Pete gode abbastanza del pallore che conquista lentamente il viso del sopravvissuto davanti a lui. Certo non si scandalizza per aver condannato a morte qualche miliardo di persone nel mondo, educato ormai a credere nella necessita' di tale gesto. Ma l'idea che questo non abbia migliorato le prospettiva di vita sue e dei suoi cari lo sconvolge a tal punto da turbare il suo aplomb. Incredibili gli esseri umani. Pete riprende a parlare dopo una pausa drammatica.
- Per dirla tutta, signor Levink, io dubito che il genere umano riuscira' a superare qualche decennio di vita. Gli studi della nostra societa', che se posso rivelarle un segreto combaciano con gli studi dei piu' avanzati istituti di ricerca delle agenzie dei governi di mezzo pianeta, dimostrano senza ombra di dubbio il prossimo esaurimento delle fonti di energia. Di tutte le fonti di energia, per essere precisi. Questo, sommato alla progressiva deriva genetica dovuta all'impoverimento genico, alle ormai incontrollabili forme di risposta dell'organismo-pianeta come disastri naturali, epidemie, mutamenti climatici radicali, e a un certo silenzio dei feed su tutto questo, ci fanno stimare molto prossimo la conclusione della storia umana nell'universo.
- So che non mi crede, ma gli studi sono tutti nel dossier che ha davanti a lei. Puo' leggerli. Ma il foglio polarizzato si autodistruggera' dopo la prima lettura. Se queste notizie trapelassero la storia personale sua e della sua famiglia potrebbe concludersi molto prima di quella del genere umano.

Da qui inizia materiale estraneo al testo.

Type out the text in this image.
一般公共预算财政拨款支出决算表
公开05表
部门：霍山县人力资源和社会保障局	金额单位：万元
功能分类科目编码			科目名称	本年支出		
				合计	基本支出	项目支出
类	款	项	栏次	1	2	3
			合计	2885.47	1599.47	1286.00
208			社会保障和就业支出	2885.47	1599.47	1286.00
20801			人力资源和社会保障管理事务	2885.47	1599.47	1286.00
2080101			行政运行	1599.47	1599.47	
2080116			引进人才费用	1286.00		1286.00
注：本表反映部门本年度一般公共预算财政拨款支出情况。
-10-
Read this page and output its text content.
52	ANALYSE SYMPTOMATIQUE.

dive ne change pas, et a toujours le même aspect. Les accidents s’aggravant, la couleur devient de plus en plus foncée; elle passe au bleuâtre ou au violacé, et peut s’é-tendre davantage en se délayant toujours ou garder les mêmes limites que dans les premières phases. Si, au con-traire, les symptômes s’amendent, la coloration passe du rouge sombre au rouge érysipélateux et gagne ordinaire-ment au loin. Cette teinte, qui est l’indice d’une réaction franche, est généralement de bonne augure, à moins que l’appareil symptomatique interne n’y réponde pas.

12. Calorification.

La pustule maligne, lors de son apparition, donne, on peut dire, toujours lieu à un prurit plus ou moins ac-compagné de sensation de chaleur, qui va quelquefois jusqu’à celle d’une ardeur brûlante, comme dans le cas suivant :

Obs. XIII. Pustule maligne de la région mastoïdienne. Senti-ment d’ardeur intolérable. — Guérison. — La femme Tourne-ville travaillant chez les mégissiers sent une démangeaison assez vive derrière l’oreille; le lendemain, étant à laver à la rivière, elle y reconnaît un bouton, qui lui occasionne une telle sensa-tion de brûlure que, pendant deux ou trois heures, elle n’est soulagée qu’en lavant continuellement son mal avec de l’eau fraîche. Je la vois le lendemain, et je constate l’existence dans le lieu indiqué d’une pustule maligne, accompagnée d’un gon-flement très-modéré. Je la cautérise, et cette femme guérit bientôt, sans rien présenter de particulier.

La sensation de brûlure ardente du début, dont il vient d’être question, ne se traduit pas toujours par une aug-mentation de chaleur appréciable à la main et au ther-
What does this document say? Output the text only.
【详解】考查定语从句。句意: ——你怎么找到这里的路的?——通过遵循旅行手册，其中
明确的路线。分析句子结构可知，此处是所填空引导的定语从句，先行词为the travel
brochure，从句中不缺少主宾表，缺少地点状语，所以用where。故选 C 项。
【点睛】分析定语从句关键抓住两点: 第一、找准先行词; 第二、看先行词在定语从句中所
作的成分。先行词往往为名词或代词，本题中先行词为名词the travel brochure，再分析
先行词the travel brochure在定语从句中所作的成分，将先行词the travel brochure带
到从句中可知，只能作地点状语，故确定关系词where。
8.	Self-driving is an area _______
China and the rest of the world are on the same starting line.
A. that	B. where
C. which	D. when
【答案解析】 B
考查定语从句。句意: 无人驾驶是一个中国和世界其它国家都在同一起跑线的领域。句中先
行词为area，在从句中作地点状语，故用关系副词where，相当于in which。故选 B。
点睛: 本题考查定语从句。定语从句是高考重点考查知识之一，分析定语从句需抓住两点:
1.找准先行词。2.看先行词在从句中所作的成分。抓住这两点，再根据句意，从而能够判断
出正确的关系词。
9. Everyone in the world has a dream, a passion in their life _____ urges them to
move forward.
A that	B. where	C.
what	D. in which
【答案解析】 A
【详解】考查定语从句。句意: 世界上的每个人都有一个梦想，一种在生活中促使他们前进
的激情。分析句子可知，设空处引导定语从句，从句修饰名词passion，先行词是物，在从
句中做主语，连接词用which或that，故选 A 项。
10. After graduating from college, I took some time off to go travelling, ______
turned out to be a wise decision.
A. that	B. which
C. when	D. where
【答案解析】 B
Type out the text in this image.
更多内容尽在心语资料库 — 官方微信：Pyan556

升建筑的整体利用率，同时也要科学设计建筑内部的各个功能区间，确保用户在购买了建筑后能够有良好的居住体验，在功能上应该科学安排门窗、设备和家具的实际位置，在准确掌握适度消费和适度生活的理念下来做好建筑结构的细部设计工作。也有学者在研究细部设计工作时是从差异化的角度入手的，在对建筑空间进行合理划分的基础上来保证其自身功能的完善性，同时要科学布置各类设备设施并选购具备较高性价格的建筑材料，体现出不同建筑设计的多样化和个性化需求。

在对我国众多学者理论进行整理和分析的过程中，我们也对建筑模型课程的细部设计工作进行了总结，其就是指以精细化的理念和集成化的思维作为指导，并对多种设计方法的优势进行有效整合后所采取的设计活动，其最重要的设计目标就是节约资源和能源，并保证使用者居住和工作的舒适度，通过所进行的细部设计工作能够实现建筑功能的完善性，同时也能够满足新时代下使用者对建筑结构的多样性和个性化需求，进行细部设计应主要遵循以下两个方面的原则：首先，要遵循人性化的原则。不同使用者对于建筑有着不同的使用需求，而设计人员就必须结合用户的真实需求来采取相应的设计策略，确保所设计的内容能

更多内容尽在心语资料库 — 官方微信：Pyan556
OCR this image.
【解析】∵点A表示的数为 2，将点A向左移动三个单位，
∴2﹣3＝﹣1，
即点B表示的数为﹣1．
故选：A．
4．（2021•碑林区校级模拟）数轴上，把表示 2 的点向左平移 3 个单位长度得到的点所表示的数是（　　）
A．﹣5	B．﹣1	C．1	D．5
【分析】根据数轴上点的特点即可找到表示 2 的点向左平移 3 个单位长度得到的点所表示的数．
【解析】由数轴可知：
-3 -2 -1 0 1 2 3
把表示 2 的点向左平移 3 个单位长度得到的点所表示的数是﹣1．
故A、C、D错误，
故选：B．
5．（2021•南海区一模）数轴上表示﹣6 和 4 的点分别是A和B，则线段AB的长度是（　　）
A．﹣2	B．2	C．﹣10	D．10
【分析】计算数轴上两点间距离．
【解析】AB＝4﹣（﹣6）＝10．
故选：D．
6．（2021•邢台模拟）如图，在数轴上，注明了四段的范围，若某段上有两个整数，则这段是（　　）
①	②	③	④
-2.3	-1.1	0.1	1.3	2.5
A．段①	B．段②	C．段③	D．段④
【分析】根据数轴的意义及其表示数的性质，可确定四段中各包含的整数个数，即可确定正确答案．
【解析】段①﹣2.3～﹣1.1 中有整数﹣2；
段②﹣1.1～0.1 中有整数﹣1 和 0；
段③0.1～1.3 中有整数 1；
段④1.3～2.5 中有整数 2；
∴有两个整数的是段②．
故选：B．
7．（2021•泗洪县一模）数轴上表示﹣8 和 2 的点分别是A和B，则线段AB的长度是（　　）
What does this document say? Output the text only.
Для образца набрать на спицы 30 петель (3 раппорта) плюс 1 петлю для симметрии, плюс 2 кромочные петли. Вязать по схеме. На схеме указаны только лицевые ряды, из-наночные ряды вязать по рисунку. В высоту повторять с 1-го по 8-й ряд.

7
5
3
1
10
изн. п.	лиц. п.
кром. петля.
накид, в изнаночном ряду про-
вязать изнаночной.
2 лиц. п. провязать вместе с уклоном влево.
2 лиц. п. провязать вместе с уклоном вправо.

Pete smette di parlare, mentre il signor Levink si addentra nei dati dettagliati ed esatti come solo una sentenza universale puo' esserlo. Pete ha imparato a calibrare la ripresa della parola come se si trovasse sempre in un film scadente. Ha notato che le reazioni delle persone assomigliano molto a quelle di attori scadenti.
- La FutuGen puo' offrirle una soluzione. Attenzione, non stiamo parlando dei patetici tentativi di stazionamento orbitante dei cinesi, con tutto il rispetto parlando, oppure delle millantate camere di ibernazione di meta' delle nuove religioni che appestano mezzo mondo. Stiamo parlando di qualcosa di piu' sofisticato. Se accettera' di finanziarlo le riveleremo il meccanismo con il quale terremo in vita lei e la sua famiglia fin nel minimo dettaglio, che lei potra' verificare con qualsiasi scienziato di fiducia lei decida di ingaggiare. Diciamo che il tutto e' molto simile al meccanismo con cui si crescono i recipienti del cronotrasporto, che lei dovrebbe conoscere pur non avendo dimestichezza con questa tecnologia, dalle innumerevoli storie che popolano i feed.
- Quello che le chiediamo in cambio non e' molto: un'offerta che corrisponda a circa meta' del suo patrimonio. Ovviamente preparare gli ambienti, le risorse e tutto cio' che e' necessario a questa operazione costa molto. Se considera che poi dobbiamo tenerla segreta a tutte le agenzia e i concorrenti, lei capira' che i costi si moltiplicano rapidamente. D'altronde e' nostra convinzione che se vogliamo che il genere umano sopravviva a questa crisi, lo potra' fare solo in pochi esemplari, una specie di Adamo ed Eva del futuro, se ha mai letto la Bibbia....
Pete lo tiene in pugno. Una volta che conosci il progetto o accetti o sei carne morta. Non ci si puo' permettere la benche' minima fuga di notizie. Odia dover parlare in prima persona plurale, ma per il teorema della "vita di serie B", il tono paternalista quando deve stringere al dunque il sopravvissuto di turno si rivela essere assolutamente una killer-attitude.